Jerry Lambert (born August 8, 1957) is an American stage, film, and television actor and voiceover artist. He is known for appearing in television commercials for companies such as GEICO, Holiday Inn, and Bridgestone. He also played fictional Sony executive Kevin Butler, and has appeared in commercials for Canadian restaurant chain Boston Pizza. His other television credits include the shows Sons & Daughters and Neighbors from Hell; he also had a recurring role on the ABC sitcom American Housewife.

==Early life and education==
Lambert was born in Shelton, Washington. He graduated from Montesano High School in Montesano in 1975. He graduated from Mount Hood College near Portland and from the American Academy of Dramatic Arts in New York City. He began his theatrical career performing in plays in New York while continuing classes. He studied improvisation and sketch comedy at Acme Comedy Theatre in Hollywood and Chicago City Limits in New York.

==Career==
Lambert made his film debut in Alien Space Avenger in 1989. He has appeared in episodes of Shameless, Everybody Loves Raymond, Scare Tactics, King of the Hill, Greek, The West Wing, Sons & Daughters, Malcolm in the Middle, That '70s Show, Angel, Maron and was in the movie Smother starring Diane Keaton, along with the drama 44 Minutes: The North Hollywood Shoot-Out starring Michael Madsen and Ron Livingston.
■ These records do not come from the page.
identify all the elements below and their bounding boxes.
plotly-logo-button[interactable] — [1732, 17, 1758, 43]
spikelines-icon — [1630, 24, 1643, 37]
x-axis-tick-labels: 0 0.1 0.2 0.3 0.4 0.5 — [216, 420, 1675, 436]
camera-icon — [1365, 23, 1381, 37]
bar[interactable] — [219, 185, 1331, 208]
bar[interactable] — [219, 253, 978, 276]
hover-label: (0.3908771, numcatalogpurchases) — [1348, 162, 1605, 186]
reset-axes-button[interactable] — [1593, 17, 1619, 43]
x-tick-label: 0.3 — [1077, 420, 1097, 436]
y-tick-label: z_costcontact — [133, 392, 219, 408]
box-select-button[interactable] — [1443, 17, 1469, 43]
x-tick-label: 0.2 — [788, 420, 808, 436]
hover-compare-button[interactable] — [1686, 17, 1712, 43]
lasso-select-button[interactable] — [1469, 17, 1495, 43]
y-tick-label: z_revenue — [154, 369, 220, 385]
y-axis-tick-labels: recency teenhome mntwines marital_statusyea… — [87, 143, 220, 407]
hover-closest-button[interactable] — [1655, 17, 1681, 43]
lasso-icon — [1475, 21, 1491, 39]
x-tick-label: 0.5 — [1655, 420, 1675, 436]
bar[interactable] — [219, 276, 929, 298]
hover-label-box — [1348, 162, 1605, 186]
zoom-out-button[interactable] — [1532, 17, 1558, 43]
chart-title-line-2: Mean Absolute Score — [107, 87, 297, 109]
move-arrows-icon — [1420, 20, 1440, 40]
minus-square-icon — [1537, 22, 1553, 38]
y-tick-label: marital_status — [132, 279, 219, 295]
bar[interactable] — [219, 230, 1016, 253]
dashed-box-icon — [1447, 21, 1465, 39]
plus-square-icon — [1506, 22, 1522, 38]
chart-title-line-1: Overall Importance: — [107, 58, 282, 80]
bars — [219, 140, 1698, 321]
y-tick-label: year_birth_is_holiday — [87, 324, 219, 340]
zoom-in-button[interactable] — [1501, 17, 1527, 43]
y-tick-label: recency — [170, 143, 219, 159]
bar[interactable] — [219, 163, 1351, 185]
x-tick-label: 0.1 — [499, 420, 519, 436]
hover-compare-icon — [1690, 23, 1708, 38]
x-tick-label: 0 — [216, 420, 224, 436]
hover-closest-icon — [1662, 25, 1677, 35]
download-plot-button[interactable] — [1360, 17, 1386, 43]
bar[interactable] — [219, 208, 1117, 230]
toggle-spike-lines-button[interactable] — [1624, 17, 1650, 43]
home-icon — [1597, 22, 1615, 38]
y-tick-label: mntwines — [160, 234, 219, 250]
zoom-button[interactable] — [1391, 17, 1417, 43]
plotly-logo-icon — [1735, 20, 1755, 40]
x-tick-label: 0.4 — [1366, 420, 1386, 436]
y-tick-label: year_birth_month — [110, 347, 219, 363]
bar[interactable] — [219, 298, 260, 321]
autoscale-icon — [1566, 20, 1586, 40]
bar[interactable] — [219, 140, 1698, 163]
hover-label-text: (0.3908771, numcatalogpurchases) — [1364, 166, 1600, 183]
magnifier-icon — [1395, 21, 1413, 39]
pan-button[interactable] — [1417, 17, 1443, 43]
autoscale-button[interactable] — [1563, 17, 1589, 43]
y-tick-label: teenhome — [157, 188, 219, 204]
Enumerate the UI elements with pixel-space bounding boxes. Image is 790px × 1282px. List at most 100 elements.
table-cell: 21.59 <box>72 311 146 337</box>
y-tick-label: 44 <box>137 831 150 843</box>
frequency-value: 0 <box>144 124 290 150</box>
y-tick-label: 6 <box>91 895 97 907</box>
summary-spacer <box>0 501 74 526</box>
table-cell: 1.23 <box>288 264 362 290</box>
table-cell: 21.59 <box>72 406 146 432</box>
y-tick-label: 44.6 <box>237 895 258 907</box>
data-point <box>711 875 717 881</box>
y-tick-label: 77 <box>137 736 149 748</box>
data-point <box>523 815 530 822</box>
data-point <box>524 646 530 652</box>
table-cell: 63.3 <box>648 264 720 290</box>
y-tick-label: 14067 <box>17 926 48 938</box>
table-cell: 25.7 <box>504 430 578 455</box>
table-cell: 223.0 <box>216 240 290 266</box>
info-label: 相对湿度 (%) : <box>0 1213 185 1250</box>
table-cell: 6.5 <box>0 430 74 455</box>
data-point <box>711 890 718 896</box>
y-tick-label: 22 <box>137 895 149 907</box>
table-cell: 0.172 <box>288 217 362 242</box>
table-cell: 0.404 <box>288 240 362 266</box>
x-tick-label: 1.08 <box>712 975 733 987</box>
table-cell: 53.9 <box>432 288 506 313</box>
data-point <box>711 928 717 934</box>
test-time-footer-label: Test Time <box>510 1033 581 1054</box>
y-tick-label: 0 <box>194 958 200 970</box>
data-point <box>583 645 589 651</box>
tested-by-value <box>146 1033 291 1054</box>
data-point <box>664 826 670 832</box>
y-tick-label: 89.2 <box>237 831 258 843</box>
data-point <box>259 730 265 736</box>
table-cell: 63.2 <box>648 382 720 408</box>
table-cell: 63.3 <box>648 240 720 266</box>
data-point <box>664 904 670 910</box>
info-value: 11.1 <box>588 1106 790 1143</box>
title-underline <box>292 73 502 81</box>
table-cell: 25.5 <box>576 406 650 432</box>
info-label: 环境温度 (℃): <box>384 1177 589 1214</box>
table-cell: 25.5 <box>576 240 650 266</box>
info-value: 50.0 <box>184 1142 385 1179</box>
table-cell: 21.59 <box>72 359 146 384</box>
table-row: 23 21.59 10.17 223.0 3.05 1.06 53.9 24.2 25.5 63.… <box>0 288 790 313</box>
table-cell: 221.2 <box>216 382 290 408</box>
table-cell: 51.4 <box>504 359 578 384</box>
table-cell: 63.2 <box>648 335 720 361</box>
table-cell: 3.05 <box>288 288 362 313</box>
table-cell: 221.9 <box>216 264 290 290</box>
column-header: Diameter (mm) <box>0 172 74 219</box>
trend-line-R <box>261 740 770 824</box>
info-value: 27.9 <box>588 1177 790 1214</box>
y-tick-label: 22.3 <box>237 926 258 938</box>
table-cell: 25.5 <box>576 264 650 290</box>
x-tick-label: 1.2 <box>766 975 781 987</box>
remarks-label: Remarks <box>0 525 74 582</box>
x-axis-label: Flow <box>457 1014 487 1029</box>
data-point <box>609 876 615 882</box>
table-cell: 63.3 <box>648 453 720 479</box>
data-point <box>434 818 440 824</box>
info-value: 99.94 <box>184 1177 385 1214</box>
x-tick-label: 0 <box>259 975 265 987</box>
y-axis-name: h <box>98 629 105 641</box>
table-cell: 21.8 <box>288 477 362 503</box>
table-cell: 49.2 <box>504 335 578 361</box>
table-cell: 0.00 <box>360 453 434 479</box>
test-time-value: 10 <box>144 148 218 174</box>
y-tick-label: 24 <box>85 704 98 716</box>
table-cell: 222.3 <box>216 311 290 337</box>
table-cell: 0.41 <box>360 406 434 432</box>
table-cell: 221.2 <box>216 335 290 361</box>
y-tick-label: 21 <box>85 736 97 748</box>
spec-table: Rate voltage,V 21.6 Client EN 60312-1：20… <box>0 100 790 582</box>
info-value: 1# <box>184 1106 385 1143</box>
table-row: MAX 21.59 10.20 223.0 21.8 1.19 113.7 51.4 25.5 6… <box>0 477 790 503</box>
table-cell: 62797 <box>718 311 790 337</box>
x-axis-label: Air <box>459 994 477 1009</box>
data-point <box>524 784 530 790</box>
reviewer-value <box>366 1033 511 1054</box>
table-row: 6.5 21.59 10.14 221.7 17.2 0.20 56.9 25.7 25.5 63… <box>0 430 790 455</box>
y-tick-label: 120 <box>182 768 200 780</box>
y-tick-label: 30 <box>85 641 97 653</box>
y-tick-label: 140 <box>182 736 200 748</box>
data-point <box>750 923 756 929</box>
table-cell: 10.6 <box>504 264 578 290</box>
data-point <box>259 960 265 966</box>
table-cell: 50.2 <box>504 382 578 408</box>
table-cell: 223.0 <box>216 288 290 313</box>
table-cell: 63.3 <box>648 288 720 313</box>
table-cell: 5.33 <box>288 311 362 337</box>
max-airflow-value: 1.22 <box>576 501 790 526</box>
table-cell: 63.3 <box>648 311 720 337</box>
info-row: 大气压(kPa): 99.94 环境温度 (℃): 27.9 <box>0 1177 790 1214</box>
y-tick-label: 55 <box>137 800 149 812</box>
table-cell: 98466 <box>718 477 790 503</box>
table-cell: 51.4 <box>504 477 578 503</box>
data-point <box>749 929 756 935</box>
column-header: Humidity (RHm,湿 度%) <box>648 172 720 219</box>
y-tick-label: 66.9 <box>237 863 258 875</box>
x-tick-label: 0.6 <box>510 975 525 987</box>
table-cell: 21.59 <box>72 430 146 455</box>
Lambert is a member of Circus Theatricals in Los Angeles, where he appeared in Richard III with Alfred Molina. He has also performed in his own plays Straight Talk, Lipstick Sunset and Coffee to Go.

In 2010, he completed a television pilot for Fox Television with John Goodman and Justin Bartha called The Station (produced by Ben Stiller and directed by David Wain). He had a recurring role on the TBS adult-oriented animated series Neighbors from Hell in the same year .

He portrayed Kevin Butler in the Sony PlayStation 3 "It Only Does Everything" commercials (now known as Long Live Play), as vice-president of a different fictional department in each commercial. He appeared live for a short comedic performance at Sony's E3 2010 conference.

In 2011, Lambert appeared in Bad Teacher. In 2014, he was in Horrible Bosses 2. In 2016, appeared as the anchor of fictional Your 7 News in News Hits, a special aired on Adult Swim Infomercials.

Between 2017 and 2021, he had a recurring role as Principal Michael Ablin on the ABC sitcom American Housewife.